I think this assumption is highly misplaced. Rather, it opens up a wonderful opportunity for investors to load up on Lowe's and Home Depot.

For starters, Amazon is not entering into the appliances market for the first time. It has been selling appliances through Amazon.com for a very long time. Sears does hold a decent portion of the appliance market, but not so much that it is going to drag all the other manufacturers down.

According to CNBC, Sears' share of the appliance market is roughly 20%, down from 40% in the early 2000s.

"More specifically, Kenmore represents 40-50% of Sears' appliance sales — hence roughly 10% of the overall appliance industry — and has also been losing market share at a similar rate," JPMorgan analyst Michael Rehaut said.

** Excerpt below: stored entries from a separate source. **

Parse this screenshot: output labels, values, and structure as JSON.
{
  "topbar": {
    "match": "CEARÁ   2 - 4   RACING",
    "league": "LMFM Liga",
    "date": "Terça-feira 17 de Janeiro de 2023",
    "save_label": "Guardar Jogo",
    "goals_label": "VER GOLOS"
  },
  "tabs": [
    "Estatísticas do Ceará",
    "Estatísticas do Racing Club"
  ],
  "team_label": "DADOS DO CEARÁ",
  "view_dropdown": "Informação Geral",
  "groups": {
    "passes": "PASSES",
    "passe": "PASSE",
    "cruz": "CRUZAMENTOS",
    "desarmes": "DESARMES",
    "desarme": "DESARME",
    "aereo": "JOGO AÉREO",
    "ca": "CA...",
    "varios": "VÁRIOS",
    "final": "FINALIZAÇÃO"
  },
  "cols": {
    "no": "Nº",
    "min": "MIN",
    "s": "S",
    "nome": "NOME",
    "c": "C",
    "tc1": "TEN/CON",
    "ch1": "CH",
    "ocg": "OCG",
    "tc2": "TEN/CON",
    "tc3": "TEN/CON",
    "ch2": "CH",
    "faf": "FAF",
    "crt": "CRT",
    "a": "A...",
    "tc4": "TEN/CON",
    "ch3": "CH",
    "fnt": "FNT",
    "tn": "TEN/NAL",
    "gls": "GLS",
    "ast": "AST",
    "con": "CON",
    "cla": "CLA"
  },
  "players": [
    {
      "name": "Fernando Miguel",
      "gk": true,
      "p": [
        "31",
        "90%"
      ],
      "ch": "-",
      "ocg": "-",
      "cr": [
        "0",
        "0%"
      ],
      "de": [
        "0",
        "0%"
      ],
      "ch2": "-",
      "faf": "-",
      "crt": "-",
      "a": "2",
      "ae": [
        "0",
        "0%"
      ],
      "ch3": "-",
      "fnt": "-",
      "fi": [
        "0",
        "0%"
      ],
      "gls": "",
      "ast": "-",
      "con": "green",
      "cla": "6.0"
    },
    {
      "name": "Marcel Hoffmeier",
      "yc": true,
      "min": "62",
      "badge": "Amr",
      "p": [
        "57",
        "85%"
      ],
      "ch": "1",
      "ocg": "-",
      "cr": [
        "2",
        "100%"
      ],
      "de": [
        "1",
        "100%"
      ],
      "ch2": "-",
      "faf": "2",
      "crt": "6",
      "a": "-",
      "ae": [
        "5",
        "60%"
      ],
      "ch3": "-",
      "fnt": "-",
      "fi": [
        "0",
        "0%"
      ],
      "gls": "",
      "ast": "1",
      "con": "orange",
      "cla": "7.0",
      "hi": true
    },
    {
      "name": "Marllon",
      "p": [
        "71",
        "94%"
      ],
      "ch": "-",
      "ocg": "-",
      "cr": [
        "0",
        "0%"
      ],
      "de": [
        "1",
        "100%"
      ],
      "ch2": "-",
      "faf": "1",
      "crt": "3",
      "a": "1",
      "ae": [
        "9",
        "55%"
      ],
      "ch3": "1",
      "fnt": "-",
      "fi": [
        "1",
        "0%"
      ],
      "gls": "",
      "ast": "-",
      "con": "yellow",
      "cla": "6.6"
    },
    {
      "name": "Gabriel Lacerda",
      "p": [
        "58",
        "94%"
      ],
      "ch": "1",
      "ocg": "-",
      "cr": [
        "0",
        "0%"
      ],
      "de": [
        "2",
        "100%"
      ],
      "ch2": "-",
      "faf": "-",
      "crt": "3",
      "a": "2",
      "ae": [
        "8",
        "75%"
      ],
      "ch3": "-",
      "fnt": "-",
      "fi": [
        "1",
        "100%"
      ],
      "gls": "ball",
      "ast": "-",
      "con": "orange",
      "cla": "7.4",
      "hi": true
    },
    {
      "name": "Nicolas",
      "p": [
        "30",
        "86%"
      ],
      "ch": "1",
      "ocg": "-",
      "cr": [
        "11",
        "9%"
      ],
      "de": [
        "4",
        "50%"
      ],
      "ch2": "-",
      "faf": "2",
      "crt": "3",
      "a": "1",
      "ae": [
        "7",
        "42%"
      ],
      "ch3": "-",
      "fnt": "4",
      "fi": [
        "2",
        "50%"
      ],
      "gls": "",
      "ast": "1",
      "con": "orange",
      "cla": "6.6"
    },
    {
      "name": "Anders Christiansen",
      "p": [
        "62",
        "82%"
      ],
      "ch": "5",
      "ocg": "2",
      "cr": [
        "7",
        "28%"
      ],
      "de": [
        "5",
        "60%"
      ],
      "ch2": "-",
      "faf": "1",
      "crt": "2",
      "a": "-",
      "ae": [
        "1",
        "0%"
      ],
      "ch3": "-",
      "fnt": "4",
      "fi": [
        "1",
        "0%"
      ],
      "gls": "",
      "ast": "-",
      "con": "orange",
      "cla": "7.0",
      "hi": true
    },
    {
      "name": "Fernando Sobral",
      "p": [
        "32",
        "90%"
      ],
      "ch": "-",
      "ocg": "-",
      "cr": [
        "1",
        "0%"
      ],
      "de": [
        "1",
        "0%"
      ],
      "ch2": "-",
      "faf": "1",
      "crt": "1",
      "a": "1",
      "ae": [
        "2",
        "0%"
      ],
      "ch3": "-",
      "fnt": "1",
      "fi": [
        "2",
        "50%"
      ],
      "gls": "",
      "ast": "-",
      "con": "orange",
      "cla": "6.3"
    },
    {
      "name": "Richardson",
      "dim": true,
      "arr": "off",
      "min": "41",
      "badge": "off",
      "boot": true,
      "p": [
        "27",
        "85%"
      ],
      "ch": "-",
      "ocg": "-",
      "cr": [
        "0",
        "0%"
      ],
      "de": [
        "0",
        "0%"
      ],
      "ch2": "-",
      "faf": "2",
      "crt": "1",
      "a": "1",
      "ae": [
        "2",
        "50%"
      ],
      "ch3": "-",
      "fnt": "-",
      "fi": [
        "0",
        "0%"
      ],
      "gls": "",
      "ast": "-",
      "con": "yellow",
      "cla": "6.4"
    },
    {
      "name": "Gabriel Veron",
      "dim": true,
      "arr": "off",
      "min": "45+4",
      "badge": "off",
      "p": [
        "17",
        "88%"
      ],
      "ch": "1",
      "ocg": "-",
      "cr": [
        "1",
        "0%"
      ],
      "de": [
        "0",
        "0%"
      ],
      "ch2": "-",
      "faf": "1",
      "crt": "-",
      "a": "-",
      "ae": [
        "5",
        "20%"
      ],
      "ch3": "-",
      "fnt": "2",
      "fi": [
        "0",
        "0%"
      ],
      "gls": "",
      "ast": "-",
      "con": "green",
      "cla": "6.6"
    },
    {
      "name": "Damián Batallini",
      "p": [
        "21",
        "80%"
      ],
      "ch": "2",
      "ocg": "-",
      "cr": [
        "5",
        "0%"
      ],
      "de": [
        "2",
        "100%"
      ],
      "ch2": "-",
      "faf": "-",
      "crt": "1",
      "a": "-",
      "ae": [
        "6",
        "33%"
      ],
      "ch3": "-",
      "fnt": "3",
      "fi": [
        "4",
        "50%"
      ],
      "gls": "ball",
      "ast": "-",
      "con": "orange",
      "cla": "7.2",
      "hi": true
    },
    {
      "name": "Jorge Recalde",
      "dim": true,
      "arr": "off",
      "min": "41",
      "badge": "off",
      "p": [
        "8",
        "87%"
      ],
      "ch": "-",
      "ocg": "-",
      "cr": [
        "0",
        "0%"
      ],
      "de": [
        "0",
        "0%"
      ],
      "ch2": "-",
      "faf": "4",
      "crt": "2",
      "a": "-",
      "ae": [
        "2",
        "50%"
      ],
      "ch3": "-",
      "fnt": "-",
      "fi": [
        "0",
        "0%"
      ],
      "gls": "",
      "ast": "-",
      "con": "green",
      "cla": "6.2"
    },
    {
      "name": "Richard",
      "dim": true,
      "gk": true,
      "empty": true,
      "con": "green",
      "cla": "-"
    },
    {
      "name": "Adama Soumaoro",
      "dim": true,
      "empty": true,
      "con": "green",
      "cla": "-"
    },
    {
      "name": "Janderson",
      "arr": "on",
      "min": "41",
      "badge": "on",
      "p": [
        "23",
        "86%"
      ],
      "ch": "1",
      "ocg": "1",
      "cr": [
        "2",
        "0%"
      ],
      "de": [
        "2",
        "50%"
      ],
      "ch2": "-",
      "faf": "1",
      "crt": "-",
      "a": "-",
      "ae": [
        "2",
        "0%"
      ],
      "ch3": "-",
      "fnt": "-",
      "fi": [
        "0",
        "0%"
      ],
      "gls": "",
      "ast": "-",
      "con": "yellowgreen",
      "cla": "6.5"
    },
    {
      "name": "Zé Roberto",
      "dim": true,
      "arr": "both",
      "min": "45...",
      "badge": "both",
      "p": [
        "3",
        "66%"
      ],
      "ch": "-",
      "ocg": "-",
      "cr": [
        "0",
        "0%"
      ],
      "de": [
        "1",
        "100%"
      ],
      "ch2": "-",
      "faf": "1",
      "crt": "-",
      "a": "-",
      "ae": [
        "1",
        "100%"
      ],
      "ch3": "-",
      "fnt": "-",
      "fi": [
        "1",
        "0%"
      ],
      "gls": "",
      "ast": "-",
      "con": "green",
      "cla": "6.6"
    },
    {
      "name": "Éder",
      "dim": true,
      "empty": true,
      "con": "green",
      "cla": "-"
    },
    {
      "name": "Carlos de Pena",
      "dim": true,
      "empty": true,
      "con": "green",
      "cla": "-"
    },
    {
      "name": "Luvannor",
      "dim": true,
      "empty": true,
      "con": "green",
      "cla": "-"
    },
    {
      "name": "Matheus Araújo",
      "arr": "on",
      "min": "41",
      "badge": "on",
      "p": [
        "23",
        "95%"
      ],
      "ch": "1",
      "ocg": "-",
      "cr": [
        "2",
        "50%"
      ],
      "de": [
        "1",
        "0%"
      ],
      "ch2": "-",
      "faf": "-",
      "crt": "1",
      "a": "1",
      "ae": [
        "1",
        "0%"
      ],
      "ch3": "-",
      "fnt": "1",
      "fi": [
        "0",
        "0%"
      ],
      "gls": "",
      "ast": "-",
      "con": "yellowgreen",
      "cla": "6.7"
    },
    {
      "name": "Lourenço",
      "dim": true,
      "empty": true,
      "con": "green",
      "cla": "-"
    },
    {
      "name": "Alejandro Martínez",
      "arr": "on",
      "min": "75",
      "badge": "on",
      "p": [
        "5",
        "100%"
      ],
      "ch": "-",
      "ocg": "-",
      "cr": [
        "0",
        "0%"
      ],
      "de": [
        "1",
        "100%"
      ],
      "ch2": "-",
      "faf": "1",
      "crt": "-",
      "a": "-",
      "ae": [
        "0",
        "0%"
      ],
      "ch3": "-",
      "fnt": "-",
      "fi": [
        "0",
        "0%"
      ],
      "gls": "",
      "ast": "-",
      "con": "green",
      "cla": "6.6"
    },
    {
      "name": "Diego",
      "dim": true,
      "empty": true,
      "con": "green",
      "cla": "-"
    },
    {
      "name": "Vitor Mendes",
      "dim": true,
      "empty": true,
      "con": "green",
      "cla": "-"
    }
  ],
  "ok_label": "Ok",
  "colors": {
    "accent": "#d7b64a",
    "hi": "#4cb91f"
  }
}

Second, Home Depot and Lowe’s have already built strong digital sales channels, and Home Depot has been growing its online sales at double-digit rates for the past several quarters. If appliances can be sold on Amazon's online platform, then manufacturers can sell on the two companies' online platforms as well.

In fiscal 2016, Home Depot’s online sales grew 19% compared to fiscal 2015, accounting for 5.9% of its total sales. Amazon will never be able to match the spread of products available at Home Depot and Lowe’s, and let's not forget the network of physical stores they already have.

More important than everything else is the high operating margins both companies have, which will allow them to offer better prices their products than any new e-commerce player in the market.

As the e-commerce bandwagon continues to crush the traditional retail segment, the home improvement market has remained immune to it. Sales have grown steadily over the past 10 years for Home Depot and Lowe’s simply because they sell products customers love to see, feel and touch before buying. Sure, their digital sales channels are growing too, but most consumers still prefer to walk into a store to buy certain products.

The market's concerns are extremely misplaced, and the sharp decline in the price of Home Depot and Lowe’s makes for an excellent buying opportunity.

Disclosure: I have no positions in the stock mentioned above and have no intention of initiating a position in the next 72 hours.